Helmets save lives. They reduce the rate of traumatic head injury. They can reduce the number of people disabled fully — and permanently. And yet the state of Texas doesn’t require all motorcyclists to wear them.

Astounding.

Texas used to have such a law. Then the Legislature repealed it some years back, knuckling under the ethos that Texans are so independent that we don’t need the state to dictate how to protect ourselves … from ourselves.

I remember one guy who scolded me for pitching a fit over the Legislature’s repeal of the helmet law. I was living in Jefferson County at the time. This guy lived in neighboring Orange County. His argument was he had the right as an American and a Texan to “feel the wind in my hair” while riding his motorcycle. Those darn helmets restricted that feeling of freedom, he said. He also argued that helmets actually posed a greater danger than riding without them. Why? They restricted his field of vision and his neck-and-shoulder mobility.

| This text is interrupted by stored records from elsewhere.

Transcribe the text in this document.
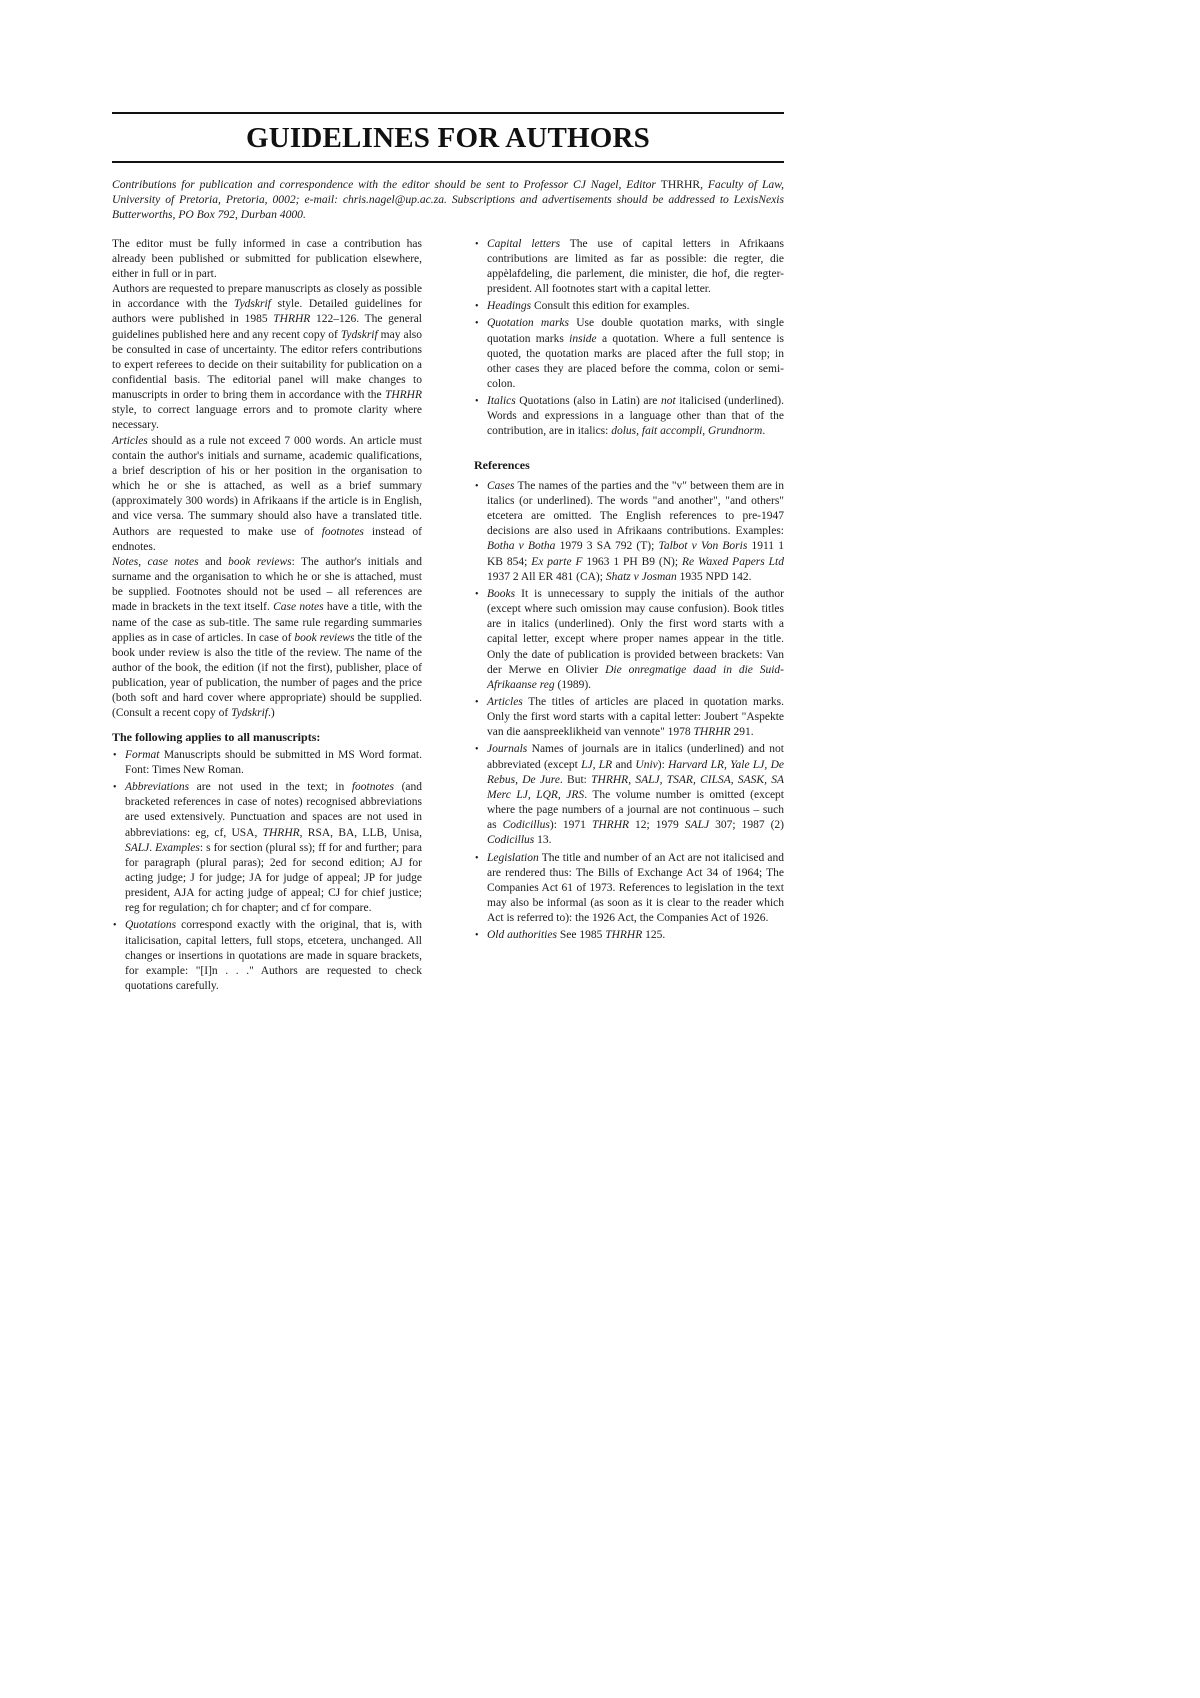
GUIDELINES FOR AUTHORS

Contributions for publication and correspondence with the editor should be sent to Professor CJ Nagel, Editor THRHR, Faculty of Law, University of Pretoria, Pretoria, 0002; e-mail: chris.nagel@up.ac.za. Subscriptions and advertisements should be addressed to LexisNexis Butterworths, PO Box 792, Durban 4000.

The editor must be fully informed in case a contribution has already been published or submitted for publication elsewhere, either in full or in part.

Authors are requested to prepare manuscripts as closely as possible in accordance with the Tydskrif style. Detailed guidelines for authors were published in 1985 THRHR 122–126. The general guidelines published here and any recent copy of Tydskrif may also be consulted in case of uncertainty. The editor refers contributions to expert referees to decide on their suitability for publication on a confidential basis. The editorial panel will make changes to manuscripts in order to bring them in accordance with the THRHR style, to correct language errors and to promote clarity where necessary.

Articles should as a rule not exceed 7 000 words. An article must contain the author's initials and surname, academic qualifications, a brief description of his or her position in the organisation to which he or she is attached, as well as a brief summary (approximately 300 words) in Afrikaans if the article is in English, and vice versa. The summary should also have a translated title. Authors are requested to make use of footnotes instead of endnotes.

Notes, case notes and book reviews: The author's initials and surname and the organisation to which he or she is attached, must be supplied. Footnotes should not be used – all references are made in brackets in the text itself. Case notes have a title, with the name of the case as sub-title. The same rule regarding summaries applies as in case of articles. In case of book reviews the title of the book under review is also the title of the review. The name of the author of the book, the edition (if not the first), publisher, place of publication, year of publication, the number of pages and the price (both soft and hard cover where appropriate) should be supplied. (Consult a recent copy of Tydskrif.)

The following applies to all manuscripts:
• Format Manuscripts should be submitted in MS Word format. Font: Times New Roman.
• Abbreviations are not used in the text; in footnotes (and bracketed references in case of notes) recognised abbreviations are used extensively. Punctuation and spaces are not used in abbreviations: eg, cf, USA, THRHR, RSA, BA, LLB, Unisa, SALJ. Examples: s for section (plural ss); ff for and further; para for paragraph (plural paras); 2ed for second edition; AJ for acting judge; J for judge; JA for judge of appeal; JP for judge president, AJA for acting judge of appeal; CJ for chief justice; reg for regulation; ch for chapter; and cf for compare.
• Quotations correspond exactly with the original, that is, with italicisation, capital letters, full stops, etcetera, unchanged. All changes or insertions in quotations are made in square brackets, for example: "[I]n . . ." Authors are requested to check quotations carefully.
• Capital letters The use of capital letters in Afrikaans contributions are limited as far as possible: die regter, die appèlafdeling, die parlement, die minister, die hof, die regter-president. All footnotes start with a capital letter.
• Headings Consult this edition for examples.
• Quotation marks Use double quotation marks, with single quotation marks inside a quotation. Where a full sentence is quoted, the quotation marks are placed after the full stop; in other cases they are placed before the comma, colon or semi-colon.
• Italics Quotations (also in Latin) are not italicised (underlined). Words and expressions in a language other than that of the contribution, are in italics: dolus, fait accompli, Grundnorm.
References
• Cases The names of the parties and the "v" between them are in italics (or underlined). The words "and another", "and others" etcetera are omitted. The English references to pre-1947 decisions are also used in Afrikaans contributions. Examples: Botha v Botha 1979 3 SA 792 (T); Talbot v Von Boris 1911 1 KB 854; Ex parte F 1963 1 PH B9 (N); Re Waxed Papers Ltd 1937 2 All ER 481 (CA); Shatz v Josman 1935 NPD 142.
• Books It is unnecessary to supply the initials of the author (except where such omission may cause confusion). Book titles are in italics (underlined). Only the first word starts with a capital letter, except where proper names appear in the title. Only the date of publication is provided between brackets: Van der Merwe en Olivier Die onregmatige daad in die Suid-Afrikaanse reg (1989).
• Articles The titles of articles are placed in quotation marks. Only the first word starts with a capital letter: Joubert "Aspekte van die aanspreeklikheid van vennote" 1978 THRHR 291.
• Journals Names of journals are in italics (underlined) and not abbreviated (except LJ, LR and Univ): Harvard LR, Yale LJ, De Rebus, De Jure. But: THRHR, SALJ, TSAR, CILSA, SASK, SA Merc LJ, LQR, JRS. The volume number is omitted (except where the page numbers of a journal are not continuous – such as Codicillus): 1971 THRHR 12; 1979 SALJ 307; 1987 (2) Codicillus 13.
• Legislation The title and number of an Act are not italicised and are rendered thus: The Bills of Exchange Act 34 of 1964; The Companies Act 61 of 1973. References to legislation in the text may also be informal (as soon as it is clear to the reader which Act is referred to): the 1926 Act, the Companies Act of 1926.
• Old authorities See 1985 THRHR 125.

I don’t know whatever happened to that fellow. I trust he’s still with us, riding his motorcycle without a helmet.

But the link to the story at the top of this post noted that an 18-year-old Amarillo man, Aaron Carter, is alive today precisely because of the helmet he was wearing. “It had to be the full-face helmet,” said Amarillo Police Sgt. Steve Davis in marveling how the young man survived the crash.

State law does require minors to wear them. Motorcyclists without helmets must have accident insurance.

For my money, that’s not enough protection.